3. Create a visualization:
```
Create a bar chart showing average fare amount by day of week
```

## Development

### Building and Publishing

To prepare the package for distribution:

1. Sync dependencies and update lockfile:
```bash
uv sync
```

2. Build package distributions:
```bash
uv build
```

This will create source and wheel distributions in the `dist/` directory.

3. Publish to PyPI:
```bash
uv publish
```

Note: You'll need to set PyPI credentials via environment variables or command flags.

### Debugging

Since MCP servers run over stdio, debugging can be challenging. For the best debugging
experience, we recommend using the [MCP Inspector](https://github.com/modelcontextprotocol/inspector).
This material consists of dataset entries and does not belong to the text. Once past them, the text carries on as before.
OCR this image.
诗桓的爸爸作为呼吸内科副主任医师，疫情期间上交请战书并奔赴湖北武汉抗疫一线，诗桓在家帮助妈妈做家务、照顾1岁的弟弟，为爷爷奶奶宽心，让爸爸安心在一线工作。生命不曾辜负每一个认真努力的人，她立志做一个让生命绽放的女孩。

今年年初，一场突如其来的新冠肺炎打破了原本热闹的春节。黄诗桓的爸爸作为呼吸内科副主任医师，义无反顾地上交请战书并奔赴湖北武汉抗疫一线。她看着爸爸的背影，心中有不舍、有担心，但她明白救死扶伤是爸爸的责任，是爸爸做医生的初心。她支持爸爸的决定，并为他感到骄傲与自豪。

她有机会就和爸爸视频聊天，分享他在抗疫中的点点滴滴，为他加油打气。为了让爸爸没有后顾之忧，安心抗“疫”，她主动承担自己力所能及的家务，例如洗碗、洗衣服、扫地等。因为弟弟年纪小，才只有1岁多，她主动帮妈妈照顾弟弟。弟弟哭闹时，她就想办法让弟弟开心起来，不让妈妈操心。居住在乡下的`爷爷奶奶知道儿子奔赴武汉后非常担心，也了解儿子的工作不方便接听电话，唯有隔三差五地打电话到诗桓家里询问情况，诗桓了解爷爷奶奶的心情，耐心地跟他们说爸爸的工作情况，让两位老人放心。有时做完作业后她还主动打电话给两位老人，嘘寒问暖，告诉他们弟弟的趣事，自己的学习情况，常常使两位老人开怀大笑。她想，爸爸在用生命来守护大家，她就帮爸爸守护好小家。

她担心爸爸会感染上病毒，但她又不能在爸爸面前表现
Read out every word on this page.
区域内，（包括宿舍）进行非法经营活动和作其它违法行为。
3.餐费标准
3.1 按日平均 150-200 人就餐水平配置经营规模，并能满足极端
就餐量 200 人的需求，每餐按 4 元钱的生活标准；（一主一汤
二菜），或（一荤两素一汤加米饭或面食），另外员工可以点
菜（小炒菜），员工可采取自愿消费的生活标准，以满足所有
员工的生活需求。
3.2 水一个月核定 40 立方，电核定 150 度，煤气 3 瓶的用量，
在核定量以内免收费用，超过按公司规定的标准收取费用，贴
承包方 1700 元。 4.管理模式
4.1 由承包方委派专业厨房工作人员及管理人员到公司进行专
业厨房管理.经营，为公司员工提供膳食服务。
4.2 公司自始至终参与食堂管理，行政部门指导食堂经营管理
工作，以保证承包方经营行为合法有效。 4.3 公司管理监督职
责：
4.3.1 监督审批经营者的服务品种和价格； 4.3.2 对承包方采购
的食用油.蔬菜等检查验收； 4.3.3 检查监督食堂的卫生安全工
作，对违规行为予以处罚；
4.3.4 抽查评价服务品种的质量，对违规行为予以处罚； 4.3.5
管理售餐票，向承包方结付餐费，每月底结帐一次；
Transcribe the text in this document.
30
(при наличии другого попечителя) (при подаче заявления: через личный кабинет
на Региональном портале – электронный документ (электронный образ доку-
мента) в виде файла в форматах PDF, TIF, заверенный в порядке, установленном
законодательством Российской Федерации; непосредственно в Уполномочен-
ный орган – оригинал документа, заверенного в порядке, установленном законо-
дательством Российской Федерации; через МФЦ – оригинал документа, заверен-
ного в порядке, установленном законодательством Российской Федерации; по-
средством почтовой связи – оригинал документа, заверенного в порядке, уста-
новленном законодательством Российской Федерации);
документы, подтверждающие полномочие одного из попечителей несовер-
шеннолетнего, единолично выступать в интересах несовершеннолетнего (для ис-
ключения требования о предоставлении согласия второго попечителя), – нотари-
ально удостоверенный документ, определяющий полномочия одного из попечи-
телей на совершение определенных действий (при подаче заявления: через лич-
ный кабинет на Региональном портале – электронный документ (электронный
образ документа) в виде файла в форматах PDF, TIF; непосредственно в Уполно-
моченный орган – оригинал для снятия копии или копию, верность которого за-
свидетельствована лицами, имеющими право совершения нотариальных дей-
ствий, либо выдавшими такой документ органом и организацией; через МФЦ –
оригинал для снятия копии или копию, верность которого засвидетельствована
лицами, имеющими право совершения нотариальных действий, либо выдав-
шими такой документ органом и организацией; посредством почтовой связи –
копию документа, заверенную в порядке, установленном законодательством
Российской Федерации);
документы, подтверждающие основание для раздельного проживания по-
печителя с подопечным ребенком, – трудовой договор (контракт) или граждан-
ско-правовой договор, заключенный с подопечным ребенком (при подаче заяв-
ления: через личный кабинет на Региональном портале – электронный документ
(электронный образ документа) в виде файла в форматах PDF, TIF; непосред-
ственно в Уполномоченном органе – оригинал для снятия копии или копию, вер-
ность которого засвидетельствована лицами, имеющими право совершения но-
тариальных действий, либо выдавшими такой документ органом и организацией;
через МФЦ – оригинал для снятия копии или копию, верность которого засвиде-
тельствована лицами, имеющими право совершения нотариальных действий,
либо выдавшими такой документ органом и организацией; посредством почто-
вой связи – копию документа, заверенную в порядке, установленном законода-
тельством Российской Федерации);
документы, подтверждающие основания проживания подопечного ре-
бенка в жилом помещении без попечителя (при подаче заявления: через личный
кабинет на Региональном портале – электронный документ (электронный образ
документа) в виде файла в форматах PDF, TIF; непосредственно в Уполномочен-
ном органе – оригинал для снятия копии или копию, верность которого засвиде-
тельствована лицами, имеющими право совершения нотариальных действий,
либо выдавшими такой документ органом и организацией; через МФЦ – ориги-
You can launch the MCP Inspector via [`npm`](https://docs.npmjs.com/downloading-and-installing-node-js-and-npm) with this command:

```bash
npx @modelcontextprotocol/inspector uv --directory /PATH/TO/arrow-cache-mcp run arrow-cache-mcp
```

Upon launching, the Inspector will display a URL that you can access in your browser to begin debugging.

## Architecture

Arrow Cache MCP builds on these key components:

1. **Arrow Cache**: A memory-managed caching system for Arrow tables
2. **DuckDB**: A high-performance analytical database
3. **PyArrow**: Python bindings for Apache Arrow
4. **MCP Protocol**: Model Context Protocol for AI agent integration

The system features smart memory management with automatic partitioning, spilling, and compression to efficiently handle datasets of any size while preventing out-of-memory errors.